Can weakly nonlinear theory explain Faraday wave patterns near onset?

TL;DR

This paper compares weakly nonlinear theory predictions with experimental results for Faraday wave patterns near onset, highlighting successes in explaining pattern stability and identifying discrepancies that require further investigation.

Contribution

It provides the first quantitative comparison between weakly nonlinear theory of the Navier-Stokes equations and experiments for the Faraday problem with multiple frequency forcing.

Findings

Three-wave interactions are key to pattern stabilization.

Discrepancies between theory and experiment suggest further research is needed.

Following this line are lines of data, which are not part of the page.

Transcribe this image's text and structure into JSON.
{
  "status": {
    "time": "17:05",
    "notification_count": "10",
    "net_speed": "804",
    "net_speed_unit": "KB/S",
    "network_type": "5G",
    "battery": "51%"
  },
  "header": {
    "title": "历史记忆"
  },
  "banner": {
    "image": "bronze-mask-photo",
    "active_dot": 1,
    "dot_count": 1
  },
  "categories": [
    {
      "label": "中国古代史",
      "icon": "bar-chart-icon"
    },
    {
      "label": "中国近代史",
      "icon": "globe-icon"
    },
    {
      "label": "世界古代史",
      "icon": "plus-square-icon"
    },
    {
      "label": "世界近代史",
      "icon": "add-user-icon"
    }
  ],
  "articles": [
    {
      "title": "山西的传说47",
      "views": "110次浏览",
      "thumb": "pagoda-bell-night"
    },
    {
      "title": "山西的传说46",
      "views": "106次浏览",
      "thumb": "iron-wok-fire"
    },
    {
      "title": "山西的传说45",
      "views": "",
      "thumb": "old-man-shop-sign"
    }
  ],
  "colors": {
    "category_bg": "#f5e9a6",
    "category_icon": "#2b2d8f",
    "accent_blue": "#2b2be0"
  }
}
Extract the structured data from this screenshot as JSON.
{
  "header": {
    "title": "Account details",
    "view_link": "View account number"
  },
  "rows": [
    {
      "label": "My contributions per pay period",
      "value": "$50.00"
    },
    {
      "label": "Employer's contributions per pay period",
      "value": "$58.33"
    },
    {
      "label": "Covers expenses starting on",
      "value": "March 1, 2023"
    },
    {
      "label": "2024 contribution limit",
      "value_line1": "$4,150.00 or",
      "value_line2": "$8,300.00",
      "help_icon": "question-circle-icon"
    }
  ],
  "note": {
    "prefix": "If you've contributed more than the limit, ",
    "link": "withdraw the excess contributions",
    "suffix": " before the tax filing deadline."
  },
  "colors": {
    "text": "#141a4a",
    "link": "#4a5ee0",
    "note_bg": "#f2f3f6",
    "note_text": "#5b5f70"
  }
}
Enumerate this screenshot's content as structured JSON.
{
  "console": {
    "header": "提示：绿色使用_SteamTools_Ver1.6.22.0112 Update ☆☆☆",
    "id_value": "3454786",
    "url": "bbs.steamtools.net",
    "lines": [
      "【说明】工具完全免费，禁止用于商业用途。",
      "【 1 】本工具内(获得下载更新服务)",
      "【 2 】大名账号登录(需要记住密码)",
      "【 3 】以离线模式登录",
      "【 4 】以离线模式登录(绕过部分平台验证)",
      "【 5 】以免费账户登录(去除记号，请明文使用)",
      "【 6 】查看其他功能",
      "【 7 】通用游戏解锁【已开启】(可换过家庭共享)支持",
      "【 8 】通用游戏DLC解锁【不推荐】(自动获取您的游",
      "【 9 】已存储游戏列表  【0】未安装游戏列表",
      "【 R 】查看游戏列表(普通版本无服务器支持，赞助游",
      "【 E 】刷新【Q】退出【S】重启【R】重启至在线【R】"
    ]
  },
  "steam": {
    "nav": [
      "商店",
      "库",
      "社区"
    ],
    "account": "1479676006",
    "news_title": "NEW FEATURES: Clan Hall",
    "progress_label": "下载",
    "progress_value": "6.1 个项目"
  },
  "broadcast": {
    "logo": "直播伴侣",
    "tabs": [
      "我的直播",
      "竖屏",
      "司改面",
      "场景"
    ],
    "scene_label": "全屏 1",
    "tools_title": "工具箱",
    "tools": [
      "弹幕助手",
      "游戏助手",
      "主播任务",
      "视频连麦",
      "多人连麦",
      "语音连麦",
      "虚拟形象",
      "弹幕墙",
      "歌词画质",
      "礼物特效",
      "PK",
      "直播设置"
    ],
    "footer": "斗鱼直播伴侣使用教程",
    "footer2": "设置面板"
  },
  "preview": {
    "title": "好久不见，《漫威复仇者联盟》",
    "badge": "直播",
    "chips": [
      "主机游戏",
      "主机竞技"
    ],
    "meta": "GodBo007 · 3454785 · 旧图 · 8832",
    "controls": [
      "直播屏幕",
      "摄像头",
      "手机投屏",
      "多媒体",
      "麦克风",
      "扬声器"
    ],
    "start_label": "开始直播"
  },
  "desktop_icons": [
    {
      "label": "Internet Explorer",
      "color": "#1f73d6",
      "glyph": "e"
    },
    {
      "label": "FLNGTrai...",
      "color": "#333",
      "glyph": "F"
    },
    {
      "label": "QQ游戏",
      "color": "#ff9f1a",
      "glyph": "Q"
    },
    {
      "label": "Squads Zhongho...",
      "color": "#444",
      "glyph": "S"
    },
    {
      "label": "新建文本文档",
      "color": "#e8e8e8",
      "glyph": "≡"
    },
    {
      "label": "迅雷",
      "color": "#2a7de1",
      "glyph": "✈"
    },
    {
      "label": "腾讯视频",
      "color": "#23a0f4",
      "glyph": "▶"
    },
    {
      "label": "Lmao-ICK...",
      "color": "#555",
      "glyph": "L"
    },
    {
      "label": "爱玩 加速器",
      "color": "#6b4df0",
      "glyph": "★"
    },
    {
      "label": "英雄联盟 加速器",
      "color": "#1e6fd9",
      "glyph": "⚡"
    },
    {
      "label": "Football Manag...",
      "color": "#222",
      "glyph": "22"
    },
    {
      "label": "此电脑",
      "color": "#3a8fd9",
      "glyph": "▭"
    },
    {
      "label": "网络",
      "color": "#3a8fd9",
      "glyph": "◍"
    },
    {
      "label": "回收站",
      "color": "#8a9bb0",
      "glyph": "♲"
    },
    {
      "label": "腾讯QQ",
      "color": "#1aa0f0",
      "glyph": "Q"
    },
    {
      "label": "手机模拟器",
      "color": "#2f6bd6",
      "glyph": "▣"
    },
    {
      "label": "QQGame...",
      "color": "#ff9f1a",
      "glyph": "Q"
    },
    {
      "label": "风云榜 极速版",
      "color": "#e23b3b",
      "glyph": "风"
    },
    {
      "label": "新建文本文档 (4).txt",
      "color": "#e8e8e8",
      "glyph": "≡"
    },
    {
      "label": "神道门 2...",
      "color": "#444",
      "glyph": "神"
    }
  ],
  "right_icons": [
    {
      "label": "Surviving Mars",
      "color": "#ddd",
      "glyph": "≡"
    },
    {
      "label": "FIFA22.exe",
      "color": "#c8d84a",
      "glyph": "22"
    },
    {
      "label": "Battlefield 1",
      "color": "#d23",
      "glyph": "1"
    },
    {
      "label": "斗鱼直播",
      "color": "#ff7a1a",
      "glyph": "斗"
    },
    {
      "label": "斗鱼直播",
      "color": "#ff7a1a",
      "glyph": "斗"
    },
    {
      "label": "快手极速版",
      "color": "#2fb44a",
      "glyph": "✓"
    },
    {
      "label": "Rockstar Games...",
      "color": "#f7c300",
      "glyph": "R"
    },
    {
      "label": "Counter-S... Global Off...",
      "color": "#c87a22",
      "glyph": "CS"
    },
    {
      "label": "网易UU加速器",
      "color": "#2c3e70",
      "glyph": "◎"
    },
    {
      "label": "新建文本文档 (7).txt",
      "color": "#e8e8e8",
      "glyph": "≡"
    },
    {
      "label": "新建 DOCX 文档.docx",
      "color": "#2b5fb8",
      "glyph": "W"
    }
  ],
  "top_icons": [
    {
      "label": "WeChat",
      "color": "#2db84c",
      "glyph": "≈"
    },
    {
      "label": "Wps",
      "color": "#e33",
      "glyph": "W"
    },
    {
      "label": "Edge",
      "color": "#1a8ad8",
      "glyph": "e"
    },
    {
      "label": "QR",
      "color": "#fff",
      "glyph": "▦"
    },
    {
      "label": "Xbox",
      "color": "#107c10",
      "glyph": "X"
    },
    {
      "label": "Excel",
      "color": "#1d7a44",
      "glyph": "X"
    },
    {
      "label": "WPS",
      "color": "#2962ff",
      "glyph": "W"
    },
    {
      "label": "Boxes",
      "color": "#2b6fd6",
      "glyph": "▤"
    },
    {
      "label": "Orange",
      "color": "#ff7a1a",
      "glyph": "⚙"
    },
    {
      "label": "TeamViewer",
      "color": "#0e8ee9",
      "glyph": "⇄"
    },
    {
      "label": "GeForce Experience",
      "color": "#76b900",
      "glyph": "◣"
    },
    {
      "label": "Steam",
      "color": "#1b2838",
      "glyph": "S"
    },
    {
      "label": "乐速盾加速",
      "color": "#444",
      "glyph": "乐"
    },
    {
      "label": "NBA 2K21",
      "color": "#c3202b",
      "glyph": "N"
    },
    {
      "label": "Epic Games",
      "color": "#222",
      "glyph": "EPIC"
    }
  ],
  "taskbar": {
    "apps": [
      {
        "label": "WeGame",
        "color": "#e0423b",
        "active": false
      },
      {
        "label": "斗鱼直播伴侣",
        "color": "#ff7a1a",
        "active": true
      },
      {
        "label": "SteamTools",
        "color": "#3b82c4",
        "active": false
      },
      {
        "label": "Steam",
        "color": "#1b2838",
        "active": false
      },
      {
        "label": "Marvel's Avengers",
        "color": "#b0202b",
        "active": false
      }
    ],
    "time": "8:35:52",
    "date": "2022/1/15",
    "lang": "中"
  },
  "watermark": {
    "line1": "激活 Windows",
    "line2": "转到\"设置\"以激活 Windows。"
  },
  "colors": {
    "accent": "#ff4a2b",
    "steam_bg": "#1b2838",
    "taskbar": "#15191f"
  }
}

Weakly nonlinear theory can predict pattern stability near onset.

Abstract

The Faraday problem is an important pattern-forming system that provides some middle ground between systems where the initial instability involves just a single mode and in which complexity then results from mode interactions or secondary bifurcations, and cases where a system is highly turbulent and many spatial and temporal modes are excited. It has been a rich source of novel patterns and of theoretical work aimed at understanding how and why such patterns occur. Yet it is particularly challenging to tie theory to experiment: the experiments are difficult to perform; the parameter regime of interest (large box, moderate viscosity) along with the technical difficulties of solving the free boundary Navier--Stokes equations make numerical solution of the problem hard; and the fact that the instabilities result in an entire circle of unstable wavevectors presents considerable theoretical difficulties. In principle, weakly nonlinear theory should be able to predict which patterns are stable near pattern onset. In this paper we present the first quantitative comparison between weakly nonlinear theory of the full Navier-Stokes equations and (previously published) experimental results for the Faraday problem with multiple frequency forcing. We confirm that three-wave interactions sit at the heart of why complex patterns are stablised but also highlight some discrepancies between theory and experiment. These suggest the need for further experimental and theoretical work to fully investigate the issues of pattern bistability and the role of bicritical/tricritical points in determining bifurcation structure.